Para o médico brasileiro Evaldo Stanislau, hepatologista do Hospital das Clínicas de São Paulo, integrante do Comitê Consultivo Técnico de hepatites do Ministério da Saúde e consultor da Organização Mundial da Saúde (OMS), os novos medicamentos são, de fato, revolucionários. Em termos de tratamento antirretroviral, ele compara esse momento à 11ª Conferência Internacional sobre Aids, realizada no Canadá, em 1996. Na ocasião, foi apresentado o coquetel de drogas que inibem o desenvolvimento do HIV e transformaram a Aids, então praticamente uma sentença de morte, em doença controlável e crônica. “Esse congresso de Londres é equivalente. Ele transforma a hepatite C, que era uma doença com taxa de cura bastante restrita, em uma doença curável”, diz.
Acessibilidade
Staninslau diz que, enquanto a ciência cumpriu sua parte, o grande desafio, agora, será tornar a terapia acessível. Os executivos das farmacêuticas não falam em custos. Para comparação, porém, o tratamento completo com o Sovaldi, antirretroviral da nova geração produzido pela Gilead que já foi aprovado nos Estados Unidos, custa US$ 84 mil. O médico brasileiro lembra que, como há três laboratórios produzindo drogas semelhantes, haverá competição para conquistar os governos. “Não adianta ter um medicamento revolucionário se o preço não for acessível”, afirma.

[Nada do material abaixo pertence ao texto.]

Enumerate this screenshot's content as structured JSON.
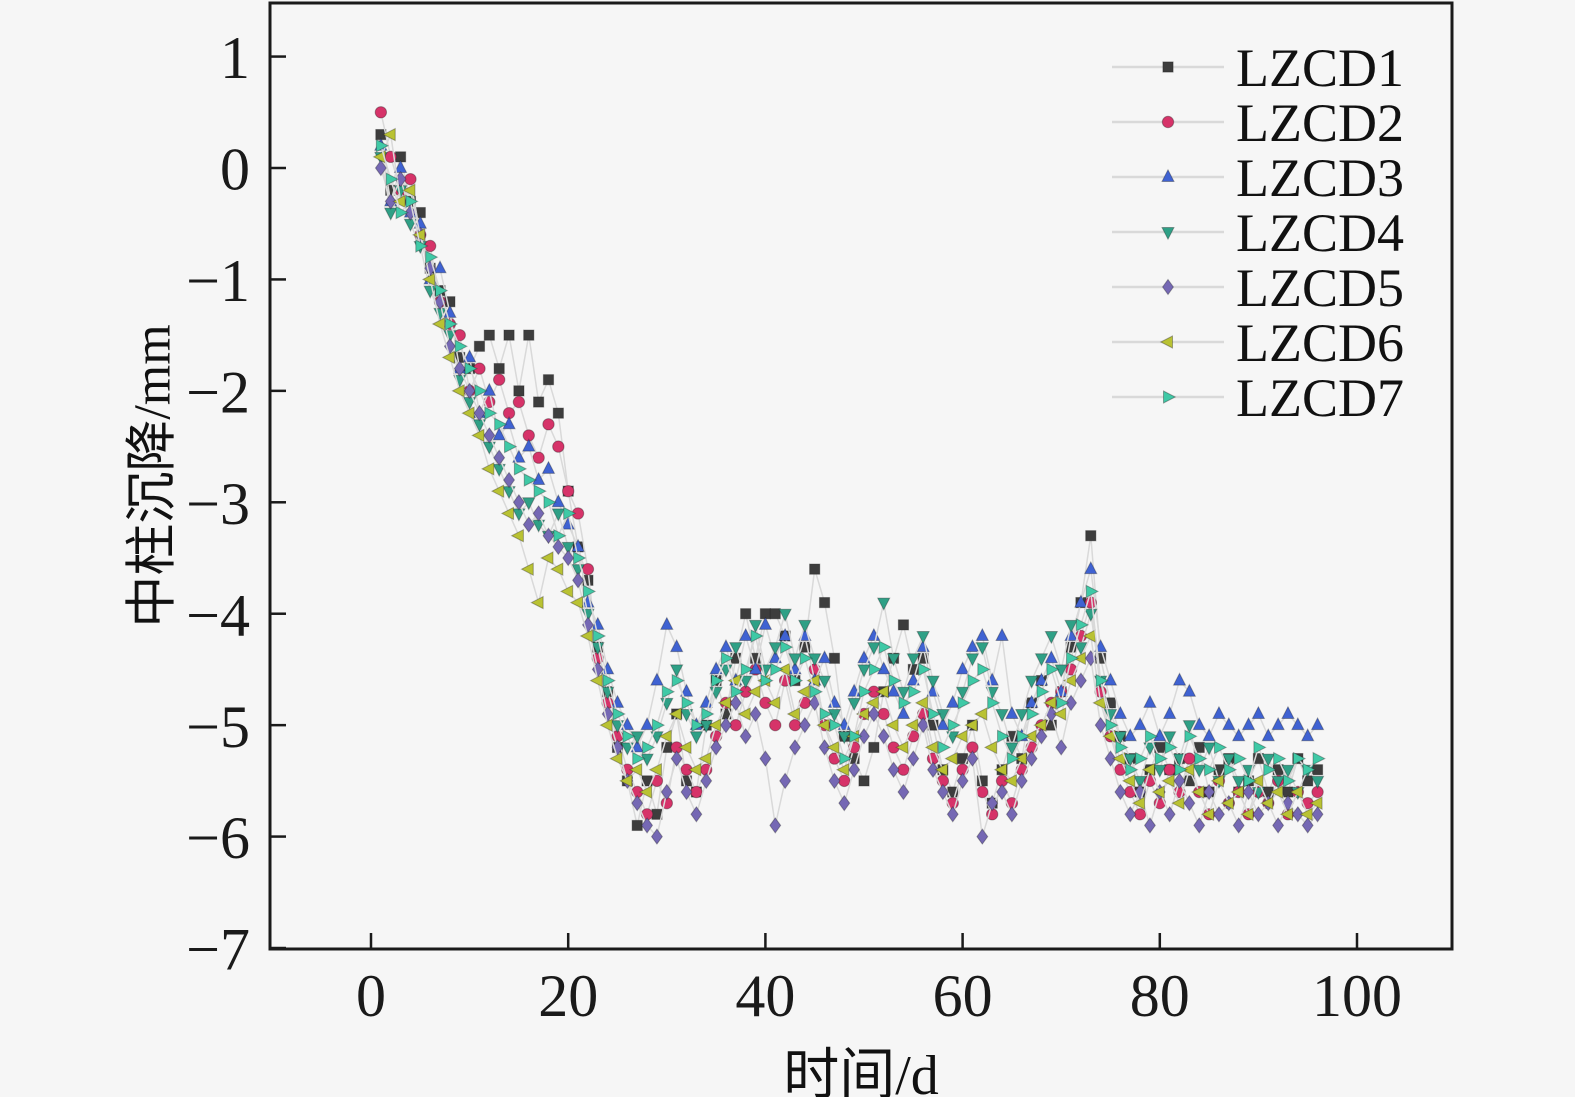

Ele observa que o Brasil, que já custeia o tratamento de hepatite C pelo Sistema Único de Saúde (SUS), foi um dos primeiros países a disponibilizar o interferon peguilado, versão aprimorada do medicamento, na rede pública. Por isso, acredita que haverá grande interesse na oferta dos novos antirretrovirais pelo SUS. Contudo, de forma responsável. “Não será a qualquer preço. Tem de haver uma negociação justa para que essa seja uma política de saúde sustentável para todos.” Staninslau lembra que a própria OMS sinalizou que os países devem lançar mão de mecanismos legítimos para que a população tenha acesso aos novos tratamentos — incluindo a quebra de patentes.
Juan Carlos López Talavera, executivo da Abbvie, garantiu que a farmacêutica vai negociar com todos os países interessados em oferecer os antirretrovirais. Ele lembrou que, nos Estados Unidos, o custo de um transplante de fígado de um paciente cirrótico, incluindo os tratamentos antes e depois da cirurgia, é de US$ 1 milhão. “Em cinco anos, metade dessas pessoas terá cirrose novamente. E os novos medicamentos podem reverter a cirrose.”